Eğitim kurumlarımızdan mezun olan çocuklar ve gençler merak duygusu, okuma alışkanlığı, ilim sevgisi, sözlü ve yazılı anlatım yeteneği, kişilik gelişimi ve üretkenlik gibi nitelikler açısından bir türlü istenilen seviyeye getirilememektedir.

Yapılan araştırmalarda üniversite öğrencilerimizin kendi dillerini birkaç yüz kelimeyle konuştuğu görülmektedir. Böyle bir zihnin dünyayı tanıması, algılaması ve anlamlandırması mümkün değildir. Bu anlamda, L. Wittgenstein’in “Dilimin sınırları dünyamın sınırlarıdır” sözü oldukça manidardır. Dilinizin sınırları ne kadar genişse, ne kadar çok kelime, kavram, deyim ve olgu biliyorsanız, kaç dilde konuşup yazabiliyorsanız, sözlü ve yazılı anlatım yeteneğiniz o oranda gelişecek ve dünyanızın sınırları da o oranda genişleyecektir.

Oysa geçmişimize şöyle bir baktığımızda, kendi medeniyet havzamızda ve kültür dünyamızda bilginin daima önemsendiğini görürüz. Dünyada yaklaşık bin yıl boyunca insan adına, eşya adına, bilim, sanat, kültür ve medeniyet adına, anlam ve değer adına ne söylenmişse bizler tarafından söylendiği bir gelenekten geliyoruz. Bu gelenekte, ilim elde etmek için günlerce deve sırtında yolculuk yapan, yıkılan kitaplarının altında can veren, kitap okurken uyumamak için saçını duvara bağlayan âlimler, bilginler var.
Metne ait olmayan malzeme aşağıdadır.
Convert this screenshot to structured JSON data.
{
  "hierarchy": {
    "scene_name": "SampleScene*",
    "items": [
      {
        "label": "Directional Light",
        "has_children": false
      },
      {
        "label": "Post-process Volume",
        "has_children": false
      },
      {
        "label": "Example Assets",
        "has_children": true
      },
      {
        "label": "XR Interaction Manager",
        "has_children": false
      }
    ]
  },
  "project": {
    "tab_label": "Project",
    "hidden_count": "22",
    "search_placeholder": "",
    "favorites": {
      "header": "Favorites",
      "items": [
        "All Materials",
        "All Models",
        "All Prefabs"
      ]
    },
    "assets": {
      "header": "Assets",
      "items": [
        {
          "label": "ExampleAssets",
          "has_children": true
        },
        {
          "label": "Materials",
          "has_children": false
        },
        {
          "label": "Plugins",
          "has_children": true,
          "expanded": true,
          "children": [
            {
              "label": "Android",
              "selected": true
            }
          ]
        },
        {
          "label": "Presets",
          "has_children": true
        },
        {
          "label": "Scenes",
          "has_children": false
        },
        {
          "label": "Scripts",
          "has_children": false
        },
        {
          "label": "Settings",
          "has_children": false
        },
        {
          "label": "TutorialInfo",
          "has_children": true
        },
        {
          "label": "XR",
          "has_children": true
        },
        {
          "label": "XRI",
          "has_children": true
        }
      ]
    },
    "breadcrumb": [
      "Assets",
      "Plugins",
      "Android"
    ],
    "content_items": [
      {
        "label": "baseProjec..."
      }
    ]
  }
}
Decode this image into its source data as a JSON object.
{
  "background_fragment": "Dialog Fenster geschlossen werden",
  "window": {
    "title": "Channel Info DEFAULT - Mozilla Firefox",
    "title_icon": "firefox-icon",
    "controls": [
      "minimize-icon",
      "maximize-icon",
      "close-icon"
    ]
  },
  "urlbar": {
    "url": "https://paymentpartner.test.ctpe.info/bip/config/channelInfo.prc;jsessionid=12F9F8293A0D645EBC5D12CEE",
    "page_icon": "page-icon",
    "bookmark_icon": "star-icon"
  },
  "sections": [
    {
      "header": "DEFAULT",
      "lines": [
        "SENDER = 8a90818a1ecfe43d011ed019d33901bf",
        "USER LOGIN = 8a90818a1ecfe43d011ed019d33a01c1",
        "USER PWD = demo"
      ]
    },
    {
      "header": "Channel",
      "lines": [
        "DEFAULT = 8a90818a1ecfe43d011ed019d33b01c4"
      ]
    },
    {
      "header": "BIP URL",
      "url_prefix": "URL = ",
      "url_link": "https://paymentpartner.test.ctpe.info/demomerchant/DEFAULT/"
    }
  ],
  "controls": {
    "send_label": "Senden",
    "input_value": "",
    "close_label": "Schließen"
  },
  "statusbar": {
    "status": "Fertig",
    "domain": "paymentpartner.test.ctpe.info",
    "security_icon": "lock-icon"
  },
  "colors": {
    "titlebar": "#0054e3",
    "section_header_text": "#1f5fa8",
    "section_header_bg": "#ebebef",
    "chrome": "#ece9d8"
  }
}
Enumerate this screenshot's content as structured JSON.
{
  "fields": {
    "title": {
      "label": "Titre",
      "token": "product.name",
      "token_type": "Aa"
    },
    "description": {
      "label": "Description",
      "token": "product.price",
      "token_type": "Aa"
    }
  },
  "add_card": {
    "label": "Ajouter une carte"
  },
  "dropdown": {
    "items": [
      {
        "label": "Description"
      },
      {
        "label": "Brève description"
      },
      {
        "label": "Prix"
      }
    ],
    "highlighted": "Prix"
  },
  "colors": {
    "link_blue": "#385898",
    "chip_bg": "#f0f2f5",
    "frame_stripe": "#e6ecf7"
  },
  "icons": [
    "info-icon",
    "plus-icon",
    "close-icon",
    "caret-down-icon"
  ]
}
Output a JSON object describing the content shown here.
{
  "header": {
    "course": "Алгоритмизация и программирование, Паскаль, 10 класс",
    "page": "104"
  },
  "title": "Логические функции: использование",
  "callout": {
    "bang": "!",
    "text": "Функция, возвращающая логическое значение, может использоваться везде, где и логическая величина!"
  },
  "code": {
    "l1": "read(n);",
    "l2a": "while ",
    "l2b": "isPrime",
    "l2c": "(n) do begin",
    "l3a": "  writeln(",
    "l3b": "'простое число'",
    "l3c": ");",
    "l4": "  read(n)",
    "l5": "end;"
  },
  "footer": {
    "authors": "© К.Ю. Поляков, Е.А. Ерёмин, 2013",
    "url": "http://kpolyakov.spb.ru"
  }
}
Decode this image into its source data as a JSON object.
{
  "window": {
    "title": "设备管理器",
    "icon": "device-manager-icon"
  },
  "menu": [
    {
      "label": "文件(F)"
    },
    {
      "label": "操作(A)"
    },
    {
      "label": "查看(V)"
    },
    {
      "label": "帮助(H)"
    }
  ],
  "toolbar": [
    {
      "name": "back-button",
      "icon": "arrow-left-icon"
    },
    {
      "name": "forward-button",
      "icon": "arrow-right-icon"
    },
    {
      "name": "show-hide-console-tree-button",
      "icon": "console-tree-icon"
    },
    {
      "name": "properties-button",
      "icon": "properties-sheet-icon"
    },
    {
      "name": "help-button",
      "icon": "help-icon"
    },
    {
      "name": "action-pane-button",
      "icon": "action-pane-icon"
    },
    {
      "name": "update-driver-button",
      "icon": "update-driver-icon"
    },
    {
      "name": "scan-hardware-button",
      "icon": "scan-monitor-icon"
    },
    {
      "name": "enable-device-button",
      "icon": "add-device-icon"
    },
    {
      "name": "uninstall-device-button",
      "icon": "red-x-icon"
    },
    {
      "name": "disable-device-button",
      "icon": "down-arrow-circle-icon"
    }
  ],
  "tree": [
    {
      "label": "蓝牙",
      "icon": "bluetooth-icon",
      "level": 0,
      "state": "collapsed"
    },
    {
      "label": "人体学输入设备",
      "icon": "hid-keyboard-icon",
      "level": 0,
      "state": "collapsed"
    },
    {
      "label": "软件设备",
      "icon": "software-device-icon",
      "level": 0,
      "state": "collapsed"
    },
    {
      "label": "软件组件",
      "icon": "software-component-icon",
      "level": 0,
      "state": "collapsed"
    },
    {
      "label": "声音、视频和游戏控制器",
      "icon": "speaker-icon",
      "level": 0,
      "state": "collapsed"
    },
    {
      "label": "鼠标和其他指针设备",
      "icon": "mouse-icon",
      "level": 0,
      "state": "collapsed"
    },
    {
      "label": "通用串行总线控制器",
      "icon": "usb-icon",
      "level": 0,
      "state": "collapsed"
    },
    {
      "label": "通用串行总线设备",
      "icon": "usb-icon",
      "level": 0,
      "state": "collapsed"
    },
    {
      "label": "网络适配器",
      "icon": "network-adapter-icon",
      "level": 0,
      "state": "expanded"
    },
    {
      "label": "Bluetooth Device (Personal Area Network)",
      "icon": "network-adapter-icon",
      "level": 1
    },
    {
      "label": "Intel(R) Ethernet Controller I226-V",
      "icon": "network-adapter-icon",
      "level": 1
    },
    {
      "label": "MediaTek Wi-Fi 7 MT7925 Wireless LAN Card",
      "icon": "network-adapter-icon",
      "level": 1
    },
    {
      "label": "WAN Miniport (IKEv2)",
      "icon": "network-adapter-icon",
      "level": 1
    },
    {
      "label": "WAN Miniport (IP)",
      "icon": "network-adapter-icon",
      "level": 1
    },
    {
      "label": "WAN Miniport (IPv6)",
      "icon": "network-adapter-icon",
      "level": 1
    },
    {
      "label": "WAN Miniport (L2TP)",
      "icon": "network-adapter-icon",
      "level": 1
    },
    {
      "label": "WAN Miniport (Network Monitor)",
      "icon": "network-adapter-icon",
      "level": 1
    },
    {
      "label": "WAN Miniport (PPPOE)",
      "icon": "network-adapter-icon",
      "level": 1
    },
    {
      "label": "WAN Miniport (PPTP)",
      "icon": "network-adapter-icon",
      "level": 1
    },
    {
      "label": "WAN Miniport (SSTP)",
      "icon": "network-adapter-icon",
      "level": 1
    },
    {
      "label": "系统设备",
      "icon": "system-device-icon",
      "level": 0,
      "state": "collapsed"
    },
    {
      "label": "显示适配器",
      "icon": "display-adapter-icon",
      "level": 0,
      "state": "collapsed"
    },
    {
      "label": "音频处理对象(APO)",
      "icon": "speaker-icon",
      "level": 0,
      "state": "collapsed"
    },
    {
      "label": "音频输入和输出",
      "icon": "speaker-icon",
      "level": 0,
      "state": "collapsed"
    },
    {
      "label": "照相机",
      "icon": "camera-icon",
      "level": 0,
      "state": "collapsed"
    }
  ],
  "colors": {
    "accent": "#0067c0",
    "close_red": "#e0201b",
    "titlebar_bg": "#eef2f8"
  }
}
Kuşattığı şehre karşılık fidye olarak el yazması kitapları isteyen yönetici ve komutanlar var. Âlimin atının ayağından kaftanına sıçrayan çamuru onur kabul eden devlet adamları var. Komşusu siftah etmeksizin kendisi siftah etmeyen esnaflar var.

Elbette ki karamsar tablolar çizmemek lazım, hatta ümitvar olmak için azımsanmayacak kadar nedenimiz var. Fakat bunun yanı sıra, bunca imkâna rağmen hala ne Farabi ve İbni Sina’yı aşan bir düşünürümüz, ne Mevlana, H. Bektaş-ı Veli ve Y. Emre’yi aşan bir gönül adamımız, ne de Dede Efendi ve Itri’yi aşan bir müzik adamımız var. Biruni ve Harezmi’yi aşan bir matematikçimiz, Mimar Sinan’ı aşan bir mimarımız, Evliya Çelebi’yi aşan bir seyyahımız, Nasrettin Hocayı aşan bir nüktedanımız, Satı Bey, Emrullah Efendi, M. Akif ve Ziya Gökalp’ı aşan bir eğitimcimiz olmadığı gibi? Bu hususta çok temel bir sorunla karşı karşıya olduğumuz açıktır.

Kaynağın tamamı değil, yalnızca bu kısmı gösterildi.